Par Gérard Leclerc
La France vit au diapason de ses paysans en colère. Voilà peut-être longtemps qu’elle ne s’est pas trouvée unanime dans le soutien d’une cause, il est vrai, vitale. On parle de souveraineté alimentaire en péril à juste raison. Qu’est-ce qu’une nation qui n’assume plus sa propre subsistance et dont la paysannerie se trouve réduite à peau de chagrin, comme si elle n’était plus qu’un appendice résiduel d’un pays dominé par ses métropoles urbaines ? Eh bien, non ! La révolte unanime de nos campagnes est en train de réveiller une nation qui redécouvre qu’il n’est pas de pays sans paysans, ces gardiens de notre espace et de nos paysages.
Bien sûr, la crise est d’ordre économique, et les mesures qui s’imposent doivent remédier au plus vite à une situation de détresse. Mais on ne saurait oublier que tous nos terroirs forment, depuis des siècles, ce qu’on appelle une civilisation. Car la France ne saurait se réduire à sa capitale et à ses villes, si prestigieuses soient-elles. Elle est forte d’abord de cette multitude de villages ordonnés autour de leur église. Impossible d’imaginer une commune de France sans son clocher qui lui assure son identité reconnaissable.

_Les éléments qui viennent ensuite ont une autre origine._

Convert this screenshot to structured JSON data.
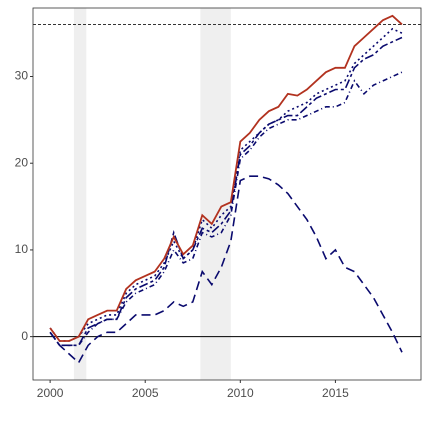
{
  "chart_data": {
    "type": "line",
    "x": [
      2000,
      2000.5,
      2001,
      2001.5,
      2002,
      2002.5,
      2003,
      2003.5,
      2004,
      2004.5,
      2005,
      2005.5,
      2006,
      2006.5,
      2007,
      2007.5,
      2008,
      2008.5,
      2009,
      2009.5,
      2010,
      2010.5,
      2011,
      2011.5,
      2012,
      2012.5,
      2013,
      2013.5,
      2014,
      2014.5,
      2015,
      2015.5,
      2016,
      2016.5,
      2017,
      2017.5,
      2018,
      2018.5
    ],
    "series": [
      {
        "color": "#b2321f",
        "dash": "none",
        "values": [
          1,
          -0.5,
          -0.5,
          0,
          2,
          2.5,
          3,
          3,
          5.5,
          6.5,
          7,
          7.5,
          9,
          11.5,
          9.5,
          10.5,
          14,
          13,
          15,
          15.5,
          22.5,
          23.5,
          25,
          26,
          26.5,
          28,
          27.8,
          28.5,
          29.5,
          30.5,
          31,
          31,
          33.5,
          34.5,
          35.5,
          36.5,
          37,
          36
        ]
      },
      {
        "color": "#0a0a6e",
        "dash": "2 3",
        "values": [
          1,
          -0.5,
          -0.5,
          0,
          1.5,
          2,
          2.5,
          2.5,
          5,
          6,
          6.5,
          7,
          8.5,
          11,
          9,
          10,
          13.5,
          12.5,
          14,
          15,
          21.5,
          22.5,
          23.5,
          24.5,
          25,
          26,
          26.5,
          27,
          28,
          28.5,
          29,
          29.5,
          31.5,
          32.5,
          33.5,
          34.5,
          35.5,
          35
        ]
      },
      {
        "color": "#0a0a6e",
        "dash": "9 3 3 3",
        "values": [
          0.5,
          -1,
          -1,
          -1,
          1,
          1.5,
          2,
          2,
          4.5,
          5.5,
          6,
          6.5,
          8,
          12,
          9,
          10,
          12.5,
          12,
          13,
          14.5,
          21,
          22,
          23.5,
          24.5,
          25,
          25.5,
          25.5,
          26.5,
          27.5,
          28,
          28.5,
          28.5,
          31,
          32,
          32.5,
          33.5,
          34,
          34.5
        ]
      },
      {
        "color": "#0a0a6e",
        "dash": "5 3 1 3",
        "values": [
          0.5,
          -1,
          -1,
          -1,
          0.5,
          1.5,
          2,
          2,
          4,
          5,
          5.5,
          6,
          7.5,
          10,
          8.5,
          9,
          12,
          11.5,
          12,
          14,
          20.5,
          21.5,
          23,
          24,
          24.5,
          25,
          25,
          25.5,
          26,
          26.5,
          26.5,
          27,
          29.5,
          28,
          29,
          29.5,
          30,
          30.5
        ]
      },
      {
        "color": "#0a0a6e",
        "dash": "9 5",
        "values": [
          0.5,
          -1,
          -2,
          -3,
          -1,
          0,
          0.5,
          0.5,
          1.5,
          2.5,
          2.5,
          2.5,
          3,
          4,
          3.5,
          4,
          7.5,
          6,
          8,
          11,
          18,
          18.5,
          18.5,
          18.2,
          17.5,
          16.5,
          15,
          13.5,
          11.5,
          9,
          10,
          8,
          7.5,
          6,
          4.5,
          2.5,
          0.5,
          -1.8
        ]
      }
    ],
    "reference_line": 36,
    "zero_line": 0,
    "shaded_ranges": [
      [
        2001.25,
        2001.9
      ],
      [
        2007.9,
        2009.5
      ]
    ],
    "xlim": [
      1999.1,
      2019.5
    ],
    "xticks": [
      2000,
      2005,
      2010,
      2015
    ],
    "ylim": [
      -5,
      37.9
    ],
    "yticks": [
      0,
      10,
      20,
      30
    ],
    "grid": false
  }
}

L’évangélisation de la Gaule a, certes, commencé par les grandes cités mais, sous le patronage de saint Martin, inoubliable figure de notre histoire sainte, c’est toute la ruralité qui a été gagnée progressivement à l’Évangile. Sa trace profonde est restée à travers toute la France. 246 communes portent son nom et plus de 3 700 églises sont placées sous son vocable. Et chacun de nos villages est devenu une paroisse. Péguy chérissait au plus haut point la paroisse comme lieu privilégié de communion, où s’exprime plus qu’ailleurs une communauté. Certes, on se pose la question : qu’est devenue cette communauté, alors que bien souvent le porche de l’église reste obstinément fermé, et qu’à l’intérieur ne brille plus la lumière attestant la divine présence ?
Il y a soixante-dix ans, nos églises étaient ouvertes et rassemblaient nombre de fidèles. La présence des statues de Notre-Dame de Lourdes, de sainte Thérèse et du Curé d’Ars montre que la vitalité paroissiale n’est pas si lointaine. C’est tout un art de vivre qui s’en est allé ainsi, avec la disparition de l’auberge, des petits commerces et des services publics. Est-il chimérique d’espérer qu’un jour la France périphérique se réveille et retrouve une nouvelle vitalité ? C’est le rêve de l’écrivain Daniel Rondeau, « Champenois de nation » comme le grand Dom Mabillon, qui ne peut imaginer sa province non seulement sans le souvenir d’un riche passé, mais sans la sève vivifiante d’une campagne où poussent le blé et le raisin des noces éternelles.